LawrenceC comments on Interpretability Externalities Case Study—Hungry Hungry Hippos

LawrenceC 21 Sep 2023 21:19 UTC
LW: 4 AF: 2
0
AF
Minor clarifying point: Act-adds cannot be cast as ablations.
Sorry, ablation might be the wrong word here (but people use it anyways): the technique is to subtract/add/move along the discovered direction and see what happens to the outputs. It’s possible there’s a better or standard word that I can’t think of write now.
Also, another example of an attempt at interp → alignment would arguably be the model editing stuff following causal tracing in the ROME paper?
- Neel Nanda 2 Oct 2023 10:26 UTC
  LW: 2 AF: 2
  0
  AF Parent
  I’d probably call it an act-add style intervention? Ablation connotes the removal of something. I originally thought patch, but patch should be about setting it to be equal to the activation on another input, and being able to put in 10x the original value doesn’t count as patching.

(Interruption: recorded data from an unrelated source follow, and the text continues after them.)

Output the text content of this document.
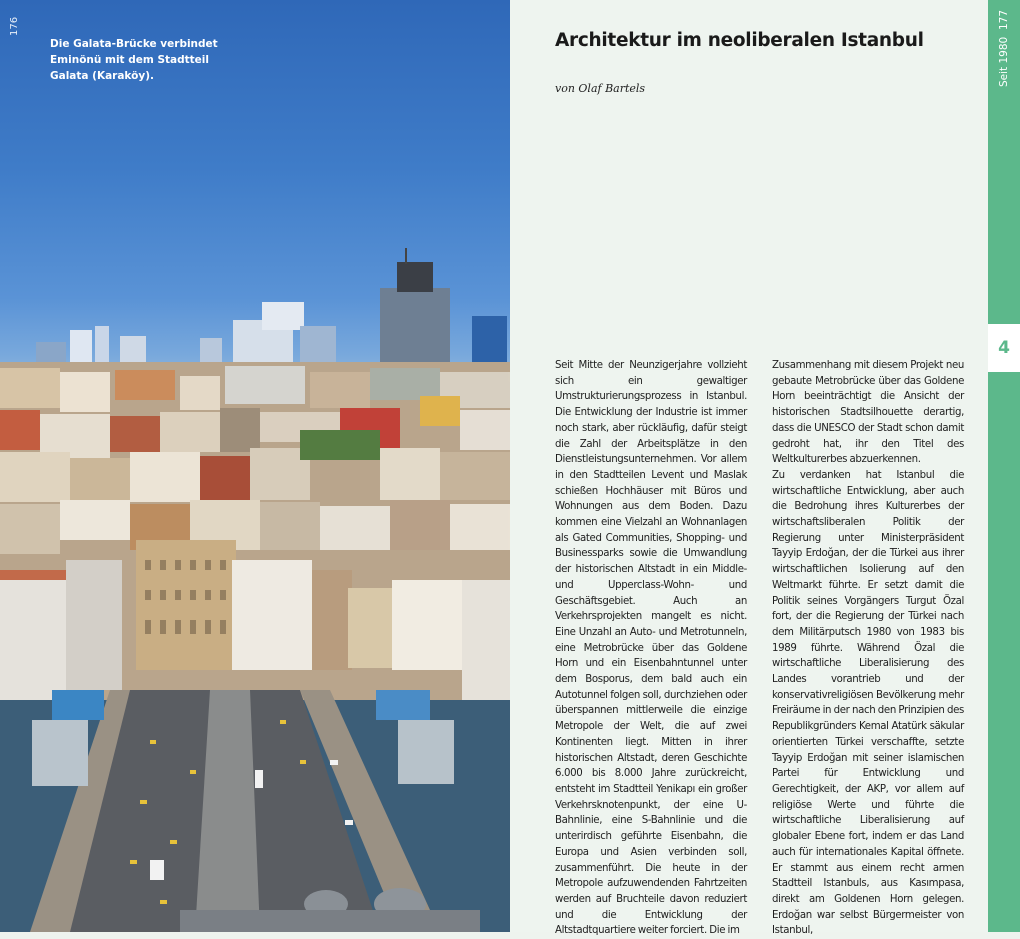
176
Die Galata-Brücke verbindet Eminönü mit dem Stadtteil Galata (Karaköy).
Architektur im neoliberalen Istanbul
von Olaf Bartels

Seit Mitte der Neunzigerjahre vollzieht sich ein gewaltiger Umstrukturierungsprozess in Istanbul. Die Entwicklung der Industrie ist immer noch stark, aber rückläufig, dafür steigt die Zahl der Arbeitsplätze in den Dienstleistungsunternehmen. Vor allem in den Stadtteilen Levent und Maslak schießen Hochhäuser mit Büros und Wohnungen aus dem Boden. Dazu kommen eine Vielzahl an Wohnanlagen als Gated Communities, Shopping- und Businessparks sowie die Umwandlung der historischen Altstadt in ein Middle- und Upperclass-Wohn- und Geschäftsgebiet. Auch an Verkehrsprojekten mangelt es nicht. Eine Unzahl an Auto- und Metrotunneln, eine Metrobrücke über das Goldene Horn und ein Eisenbahntunnel unter dem Bosporus, dem bald auch ein Autotunnel folgen soll, durchziehen oder überspannen mittlerweile die einzige Metropole der Welt, die auf zwei Kontinenten liegt. Mitten in ihrer historischen Altstadt, deren Geschichte 6.000 bis 8.000 Jahre zurückreicht, entsteht im Stadtteil Yenikapı ein großer Verkehrsknotenpunkt, der eine U-Bahnlinie, eine S-Bahnlinie und die unterirdisch geführte Eisenbahn, die Europa und Asien verbinden soll, zusammenführt. Die heute in der Metropole aufzuwendenden Fahrtzeiten werden auf Bruchteile davon reduziert und die Entwicklung der Altstadtquartiere weiter forciert. Die im

Zusammenhang mit diesem Projekt neu gebaute Metrobrücke über das Goldene Horn beeinträchtigt die Ansicht der historischen Stadtsilhouette derartig, dass die UNESCO der Stadt schon damit gedroht hat, ihr den Titel des Weltkulturerbes abzuerkennen.

Zu verdanken hat Istanbul die wirtschaftliche Entwicklung, aber auch die Bedrohung ihres Kulturerbes der wirtschaftsliberalen Politik der Regierung unter Ministerpräsident Tayyip Erdoğan, der die Türkei aus ihrer wirtschaftlichen Isolierung auf den Weltmarkt führte. Er setzt damit die Politik seines Vorgängers Turgut Özal fort, der die Regierung der Türkei nach dem Militärputsch 1980 von 1983 bis 1989 führte. Während Özal die wirtschaftliche Liberalisierung des Landes vorantrieb und der konservativreligiösen Bevölkerung mehr Freiräume in der nach den Prinzipien des Republikgründers Kemal Atatürk säkular orientierten Türkei verschaffte, setzte Tayyip Erdoğan mit seiner islamischen Partei für Entwicklung und Gerechtigkeit, der AKP, vor allem auf religiöse Werte und führte die wirtschaftliche Liberalisierung auf globaler Ebene fort, indem er das Land auch für internationales Kapital öffnete. Er stammt aus einem recht armen Stadtteil Istanbuls, aus Kasımpasa, direkt am Goldenen Horn gelegen. Erdoğan war selbst Bürgermeister von Istanbul,

Seit 1980

177
4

  - LawrenceC 2 Oct 2023 19:43 UTC
    LW: 2 AF: 1
    0
    AF Parent
    Sure, though it seems too general or common to use a long word for it?
    Maybe “linear intervention”?
    - Neel Nanda 2 Oct 2023 20:43 UTC
      LW: 2 AF: 2
      0
      AF Parent
      We called it vector arithmetic in my Othello paper?
      - LawrenceC 4 Oct 2023 19:00 UTC
        LW: 4 AF: 3
        0
        AF Parent
        Oh, I like that one! Going to use it from now on